The ridges and valleys on a crumpled piece of paper look complex. But there may be only two basic types of formations, which can be stitched together to make up the whole structure, according to the 18 February Physical Review Letters. A team of theorists modeled ripples on a thin sheet and found that a combination of sharp creases and gentle hills and valleys can solve the notoriously difficult equations that describe such sheets. Combining these two building blocks could help researchers study waves on biological cell membranes or the formation of scars on skin.
Robert Schroll of the University of Massachusetts in Amherst noticed that his shower curtain had numerous small ripples along the top, where it was constrained by curtain rings, but that it transitioned to a longer-wavelength ripple along the bottom. He realized that what determined the shape of the curtain over that transition was similar to another problem he was working on, so he and his colleagues built a theoretical model. But “we wouldn’t do all of this work just to explain a shower curtain,” he says. Thin sheets have a lot of industrial applications, such as creating masks for use in lithography or studying the stability of a submarine’s walls, and cell membranes act somewhat like thin sheets as well.
The equations that govern the behavior of thin sheets, the Foppl-von Karman (FvK) equations, are nearly impossible to solve exactly for any but the simplest systems. However, physicists have previously described two characteristic behaviors of thin sheets. The first, called stress focusing, occurs when the elastic energy associated with the deformation of the sheet is focused into point-like peaks (vertices) or creases (lines). The second, called diffuse stress, occurs when the energy is spread smoothly throughout hills or valleys, without the formation of creases. Each of these simpler situations has a known solution for the FvK equations, but they have never been seen together in the same system. Schroll says he doesn’t know for sure that these are the only two types of regions, but “if I had to bet, I’d place money on there only being the two we’ve found.”
To create a complex topography, Schroll and his colleagues solved the FvK equations for a horizontal sheet of paper configured somewhat like the shower curtain. Their virtual paper had one edge pushed toward the other a bit, so that it bowed outward. They allowed the natural bowing along a perpendicular edge but required the edge opposite the bowed one to have two valleys with a hill in between. The sheet had to smoothly merge these two different edge shapes.
The calculations showed that as you move from the short-wavelength edge toward the long-wavelength edge, the central hill reduces in height and eventually disappears, as would be expected. But the researchers found that it ends in a sharp crease (focused stress), despite the otherwise smooth undulations (diffuse stress) all around.
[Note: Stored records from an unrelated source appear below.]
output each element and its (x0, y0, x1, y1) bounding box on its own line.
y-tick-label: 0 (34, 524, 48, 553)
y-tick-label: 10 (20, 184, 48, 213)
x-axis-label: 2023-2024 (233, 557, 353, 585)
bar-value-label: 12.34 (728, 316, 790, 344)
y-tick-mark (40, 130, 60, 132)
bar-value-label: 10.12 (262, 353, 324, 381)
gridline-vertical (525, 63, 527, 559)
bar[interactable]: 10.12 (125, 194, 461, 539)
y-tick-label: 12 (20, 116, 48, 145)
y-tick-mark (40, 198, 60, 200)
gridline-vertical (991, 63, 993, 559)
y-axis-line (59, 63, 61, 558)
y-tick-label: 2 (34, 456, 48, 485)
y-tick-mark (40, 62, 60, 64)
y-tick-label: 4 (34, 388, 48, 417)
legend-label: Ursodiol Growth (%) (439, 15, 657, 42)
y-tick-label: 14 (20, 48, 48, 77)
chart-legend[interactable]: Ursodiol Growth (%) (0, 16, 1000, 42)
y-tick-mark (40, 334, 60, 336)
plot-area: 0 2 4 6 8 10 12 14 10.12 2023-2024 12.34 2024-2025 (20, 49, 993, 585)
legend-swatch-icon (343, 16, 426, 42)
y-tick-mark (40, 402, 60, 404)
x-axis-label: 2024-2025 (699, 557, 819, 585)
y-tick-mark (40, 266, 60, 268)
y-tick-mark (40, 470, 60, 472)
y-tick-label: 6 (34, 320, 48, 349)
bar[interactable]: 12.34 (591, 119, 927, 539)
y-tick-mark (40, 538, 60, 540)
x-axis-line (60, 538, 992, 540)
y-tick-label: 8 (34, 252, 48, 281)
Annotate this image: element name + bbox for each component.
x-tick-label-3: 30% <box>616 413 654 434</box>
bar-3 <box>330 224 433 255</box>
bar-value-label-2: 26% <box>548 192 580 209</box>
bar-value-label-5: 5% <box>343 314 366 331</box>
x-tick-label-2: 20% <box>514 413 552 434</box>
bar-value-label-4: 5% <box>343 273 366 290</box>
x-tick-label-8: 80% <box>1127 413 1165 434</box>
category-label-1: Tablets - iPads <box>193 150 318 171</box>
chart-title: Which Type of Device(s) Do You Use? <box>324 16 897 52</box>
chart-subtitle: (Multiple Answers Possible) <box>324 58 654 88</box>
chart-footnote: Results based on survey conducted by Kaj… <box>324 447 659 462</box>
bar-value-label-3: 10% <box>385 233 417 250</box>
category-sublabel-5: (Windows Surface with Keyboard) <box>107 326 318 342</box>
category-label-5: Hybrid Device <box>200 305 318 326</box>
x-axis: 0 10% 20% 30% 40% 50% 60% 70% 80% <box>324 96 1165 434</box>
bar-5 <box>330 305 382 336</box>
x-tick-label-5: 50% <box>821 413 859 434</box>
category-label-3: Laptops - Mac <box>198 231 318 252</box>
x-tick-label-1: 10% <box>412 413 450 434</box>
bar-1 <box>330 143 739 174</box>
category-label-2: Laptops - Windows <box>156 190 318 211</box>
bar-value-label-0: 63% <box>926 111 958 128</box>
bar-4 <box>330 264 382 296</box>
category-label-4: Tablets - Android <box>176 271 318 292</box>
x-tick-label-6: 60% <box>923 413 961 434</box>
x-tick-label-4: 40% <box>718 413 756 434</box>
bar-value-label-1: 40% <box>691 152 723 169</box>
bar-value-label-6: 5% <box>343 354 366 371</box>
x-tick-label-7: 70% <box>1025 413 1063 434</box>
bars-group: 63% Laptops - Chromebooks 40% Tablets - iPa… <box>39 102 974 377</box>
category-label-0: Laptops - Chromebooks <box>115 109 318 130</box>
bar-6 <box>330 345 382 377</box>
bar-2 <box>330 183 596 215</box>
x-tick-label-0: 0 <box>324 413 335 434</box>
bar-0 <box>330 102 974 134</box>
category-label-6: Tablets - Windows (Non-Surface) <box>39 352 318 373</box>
And if the short-wavelength edge is allowed to tilt slightly away from the vertical, the diffuse stress region disappears–instead of a smooth decay, the hill drops steeply, and the crease moves close to the edge.
These results show that both focused stress and diffuse stress can co-exist in the same sheet, the team says, and these two basic solutions of the FvK equations can be stitched together to describe more complex behaviors of a sheet. The team conjectures that a focused stress region is the most efficient way for a sheet to relieve the stress of confinement, but the diffuse stress regions are second best, appearing when the geometrical constraints of the sheet prevent the appearance of focused stress regions.
“This work presents a fascinating generalization of a familiar idea,” says Michael Marder of the University of Texas at Austin. We all know that crumpled paper can have sharp corners as well as smoother curves, he says, and the new results show that the two types occur in general and explain when each type of structure is likely to arise.
David Harris is a freelance science writer in Palo Alto, California.